ギャップの構造 — なぜ中小は進まないのか
1. 専任担当者の不在
BCP策定には、自社のリスク洗い出し、業務影響分析、復旧優先度設定、復旧手順の文書化など、相当な工数が必要だ。中堅以上の企業は経営企画・総務に専任担当を置けるが、中小企業では経営者自身が兼任することが多く、日常業務に追われて着手できない。
2. ガイドラインの分量と難解さ
中小企業庁の中小企業BCP策定運用指針や内閣府の事業継続ガイドラインは質の高い資料だが、量と専門性が中小経営者の独力突破には重い。
3. 投資対効果が見えづらい
BCP策定の効果は「災害が起きなかった時には見えない」性質を持つ。設備投資のように直接の生産性向上が数値化できないため、投資判断のロジックを立てづらいのが構造課題。
中小企業が取れる現実的な第一歩 — 事業継続力強化計画
本格BCPに踏み込む前の入口として、中小企業庁が提供する事業継続力強化計画の認定取得が現実解となる。これは事業継続のための事前対策を計画書にまとめ、経済産業大臣の認定を受ける制度だ。
事業継続力強化計画の特徴は次の3点だ。
- 申請費用は無料:自社で計画書を作成し、申請するだけ。コンサル委託も任意
- 計画書のテンプレート提供あり:中小企業庁が様式を公開しており、項目を埋める形で作成可能
- 認定メリットが豊富:税制(特別償却16%)、低利融資、補助金加点、東京都BCP実践促進助成金などの前提資格
東京商工会議所などの経営支援団体は、事業継続力強化計画の策定支援セミナー・個別相談を定期的に開催している。まずこの計画を取得し、その後段階的に本格BCPに発展させていくロードマップが、現実的な中小企業の道筋だ。
策定支援のリソース
計画策定にあたっては、以下の公的リソースを活用できる。
- 経済産業省九州経済産業局「大切なビジネスを守るBCP事例集」 — 業種別の中小企業BCP事例を多数掲載
- 内閣府事業継続ガイドラインの事例集 — 災害対応の業界別事例
- 商工会議所・商工会の個別相談
- 東京商工会議所が提供を開始したAI活用BCP策定支援システム「SONAE-AI」(無料)
本格BCPへの段階的移行
事業継続力強化計画の認定取得後、次のステップとして本格BCPへの発展を目指せる。順序としては、(1) 計画の年次見直しと従業員教育、(2) 図上演習・実地訓練の実施、(3) 業務影響分析(BIA)の深堀り、(4) サプライチェーンを含むBCPへの拡張、という段階的アプローチが現実的だ。

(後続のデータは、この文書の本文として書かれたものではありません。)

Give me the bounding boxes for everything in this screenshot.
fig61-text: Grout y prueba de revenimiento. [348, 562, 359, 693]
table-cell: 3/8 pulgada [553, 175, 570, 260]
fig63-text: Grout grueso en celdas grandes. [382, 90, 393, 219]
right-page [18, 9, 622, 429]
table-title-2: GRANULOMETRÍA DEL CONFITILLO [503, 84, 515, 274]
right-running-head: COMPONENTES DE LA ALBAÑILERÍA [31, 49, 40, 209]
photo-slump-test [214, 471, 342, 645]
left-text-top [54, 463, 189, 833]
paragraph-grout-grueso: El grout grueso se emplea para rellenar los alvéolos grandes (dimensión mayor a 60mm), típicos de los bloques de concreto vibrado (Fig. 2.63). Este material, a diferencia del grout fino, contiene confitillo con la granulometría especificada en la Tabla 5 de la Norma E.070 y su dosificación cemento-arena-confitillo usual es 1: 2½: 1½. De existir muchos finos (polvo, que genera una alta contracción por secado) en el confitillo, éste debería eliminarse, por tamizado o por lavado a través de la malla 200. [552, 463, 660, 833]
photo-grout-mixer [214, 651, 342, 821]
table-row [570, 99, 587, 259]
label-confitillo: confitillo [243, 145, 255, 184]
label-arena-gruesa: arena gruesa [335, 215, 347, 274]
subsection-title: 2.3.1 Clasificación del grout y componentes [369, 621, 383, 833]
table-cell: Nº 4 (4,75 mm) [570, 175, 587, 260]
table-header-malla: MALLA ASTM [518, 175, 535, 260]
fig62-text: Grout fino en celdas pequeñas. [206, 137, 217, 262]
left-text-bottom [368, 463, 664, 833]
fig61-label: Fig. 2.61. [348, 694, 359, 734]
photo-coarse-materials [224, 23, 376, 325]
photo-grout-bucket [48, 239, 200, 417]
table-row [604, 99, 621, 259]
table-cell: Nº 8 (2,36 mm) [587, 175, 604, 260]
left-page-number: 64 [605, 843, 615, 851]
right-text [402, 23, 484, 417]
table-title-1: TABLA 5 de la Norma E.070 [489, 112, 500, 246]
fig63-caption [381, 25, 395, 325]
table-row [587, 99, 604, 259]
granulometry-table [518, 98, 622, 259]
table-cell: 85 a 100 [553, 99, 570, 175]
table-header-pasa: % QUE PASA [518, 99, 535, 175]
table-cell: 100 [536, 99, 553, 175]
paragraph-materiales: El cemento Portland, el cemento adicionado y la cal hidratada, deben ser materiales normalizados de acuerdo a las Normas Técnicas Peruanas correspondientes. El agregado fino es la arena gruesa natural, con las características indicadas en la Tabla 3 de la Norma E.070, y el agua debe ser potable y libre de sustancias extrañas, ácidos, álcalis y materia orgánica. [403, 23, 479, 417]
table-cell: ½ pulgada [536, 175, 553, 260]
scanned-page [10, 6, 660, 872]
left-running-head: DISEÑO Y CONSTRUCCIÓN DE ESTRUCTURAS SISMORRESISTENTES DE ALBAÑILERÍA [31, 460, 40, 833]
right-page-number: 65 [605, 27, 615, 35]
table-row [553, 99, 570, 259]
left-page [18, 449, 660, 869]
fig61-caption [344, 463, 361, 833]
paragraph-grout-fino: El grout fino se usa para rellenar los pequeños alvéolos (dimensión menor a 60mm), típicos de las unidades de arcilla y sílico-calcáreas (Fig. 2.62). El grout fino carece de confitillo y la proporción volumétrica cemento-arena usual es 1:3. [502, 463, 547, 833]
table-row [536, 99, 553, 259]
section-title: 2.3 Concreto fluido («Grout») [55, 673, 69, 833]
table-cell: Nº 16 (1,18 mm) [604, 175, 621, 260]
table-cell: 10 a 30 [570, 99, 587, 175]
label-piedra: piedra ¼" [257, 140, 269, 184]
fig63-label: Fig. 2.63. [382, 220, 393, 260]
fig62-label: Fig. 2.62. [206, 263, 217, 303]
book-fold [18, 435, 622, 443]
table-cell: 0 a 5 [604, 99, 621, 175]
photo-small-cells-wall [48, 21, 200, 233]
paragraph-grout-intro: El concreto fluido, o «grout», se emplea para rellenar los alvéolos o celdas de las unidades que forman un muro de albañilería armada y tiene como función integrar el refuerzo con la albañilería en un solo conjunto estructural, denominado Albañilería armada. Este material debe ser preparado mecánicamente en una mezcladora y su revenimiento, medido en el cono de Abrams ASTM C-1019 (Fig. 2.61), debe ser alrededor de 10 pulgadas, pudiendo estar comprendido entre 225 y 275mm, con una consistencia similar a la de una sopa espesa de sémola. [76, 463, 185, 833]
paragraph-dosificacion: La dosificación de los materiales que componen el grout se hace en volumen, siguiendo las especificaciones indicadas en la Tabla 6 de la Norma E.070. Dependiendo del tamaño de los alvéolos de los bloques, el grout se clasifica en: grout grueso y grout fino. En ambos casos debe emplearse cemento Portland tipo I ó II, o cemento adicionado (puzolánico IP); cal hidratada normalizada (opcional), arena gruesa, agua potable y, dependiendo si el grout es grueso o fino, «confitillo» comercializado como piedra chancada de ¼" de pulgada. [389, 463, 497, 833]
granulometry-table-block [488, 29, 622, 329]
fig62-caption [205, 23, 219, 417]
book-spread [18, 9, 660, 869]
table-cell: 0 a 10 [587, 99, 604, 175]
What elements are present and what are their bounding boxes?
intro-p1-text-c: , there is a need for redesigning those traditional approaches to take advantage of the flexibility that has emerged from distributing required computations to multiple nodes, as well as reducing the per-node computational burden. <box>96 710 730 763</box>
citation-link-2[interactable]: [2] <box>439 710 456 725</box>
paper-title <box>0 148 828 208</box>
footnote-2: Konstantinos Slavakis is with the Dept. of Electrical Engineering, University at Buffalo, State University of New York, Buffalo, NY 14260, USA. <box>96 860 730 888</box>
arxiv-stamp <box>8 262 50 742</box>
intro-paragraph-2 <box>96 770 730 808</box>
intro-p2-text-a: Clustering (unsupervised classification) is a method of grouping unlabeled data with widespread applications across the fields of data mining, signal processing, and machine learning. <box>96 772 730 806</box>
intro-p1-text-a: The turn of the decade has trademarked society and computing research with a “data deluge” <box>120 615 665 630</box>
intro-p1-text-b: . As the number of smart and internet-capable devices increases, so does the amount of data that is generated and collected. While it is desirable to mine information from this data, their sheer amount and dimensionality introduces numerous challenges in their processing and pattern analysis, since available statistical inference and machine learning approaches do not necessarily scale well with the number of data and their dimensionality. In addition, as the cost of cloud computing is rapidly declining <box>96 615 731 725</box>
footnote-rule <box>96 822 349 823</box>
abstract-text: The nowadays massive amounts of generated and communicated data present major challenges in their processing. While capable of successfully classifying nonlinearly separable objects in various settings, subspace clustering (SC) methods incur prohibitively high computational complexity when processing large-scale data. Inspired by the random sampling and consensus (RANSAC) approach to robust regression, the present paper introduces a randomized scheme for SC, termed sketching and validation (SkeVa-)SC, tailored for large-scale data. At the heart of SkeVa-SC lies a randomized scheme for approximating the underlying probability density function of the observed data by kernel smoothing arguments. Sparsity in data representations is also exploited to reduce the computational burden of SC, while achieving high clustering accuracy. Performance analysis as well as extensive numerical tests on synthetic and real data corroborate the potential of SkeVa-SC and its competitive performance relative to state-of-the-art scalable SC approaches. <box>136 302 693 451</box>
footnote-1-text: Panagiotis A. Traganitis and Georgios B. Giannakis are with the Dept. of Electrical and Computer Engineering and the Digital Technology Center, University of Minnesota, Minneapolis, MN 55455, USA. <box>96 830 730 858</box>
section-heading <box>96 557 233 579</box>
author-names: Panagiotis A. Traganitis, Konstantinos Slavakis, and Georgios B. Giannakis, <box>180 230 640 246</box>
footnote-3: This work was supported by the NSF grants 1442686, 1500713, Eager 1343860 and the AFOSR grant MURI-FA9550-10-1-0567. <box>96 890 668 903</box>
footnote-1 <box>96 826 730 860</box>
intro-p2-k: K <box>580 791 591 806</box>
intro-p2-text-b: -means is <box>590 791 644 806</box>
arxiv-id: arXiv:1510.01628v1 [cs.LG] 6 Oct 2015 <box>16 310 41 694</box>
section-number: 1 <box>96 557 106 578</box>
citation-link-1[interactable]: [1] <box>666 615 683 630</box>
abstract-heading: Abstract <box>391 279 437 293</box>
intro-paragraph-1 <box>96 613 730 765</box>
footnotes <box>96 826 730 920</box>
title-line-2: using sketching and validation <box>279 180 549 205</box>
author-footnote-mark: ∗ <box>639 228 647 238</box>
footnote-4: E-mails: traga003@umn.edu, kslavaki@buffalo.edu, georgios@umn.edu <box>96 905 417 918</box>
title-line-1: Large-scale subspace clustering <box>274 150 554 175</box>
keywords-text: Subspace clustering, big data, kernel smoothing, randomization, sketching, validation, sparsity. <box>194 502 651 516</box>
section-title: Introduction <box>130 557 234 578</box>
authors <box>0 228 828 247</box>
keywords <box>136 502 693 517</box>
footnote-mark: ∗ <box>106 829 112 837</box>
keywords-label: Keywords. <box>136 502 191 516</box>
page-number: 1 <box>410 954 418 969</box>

東京都のBCP実践促進助成金のように、BCP実施段階で活用できる助成金もある。設備投資と組み合わせることで、災害対策の実効性を高めながら投資負担を抑えられる。
まとめ
BCP策定率の規模間ギャップ(中堅57.6%・中小15.3%)は、ガイドラインの難解さや専任担当の不在という構造問題を反映している。中小企業の現実解は、いきなり本格BCPを目指すのではなく、事業継続力強化計画の認定取得から段階的に進むこと。これにより、税制・金融・助成金の各種メリットを取り込みながら、無理なくBCP整備を進められる。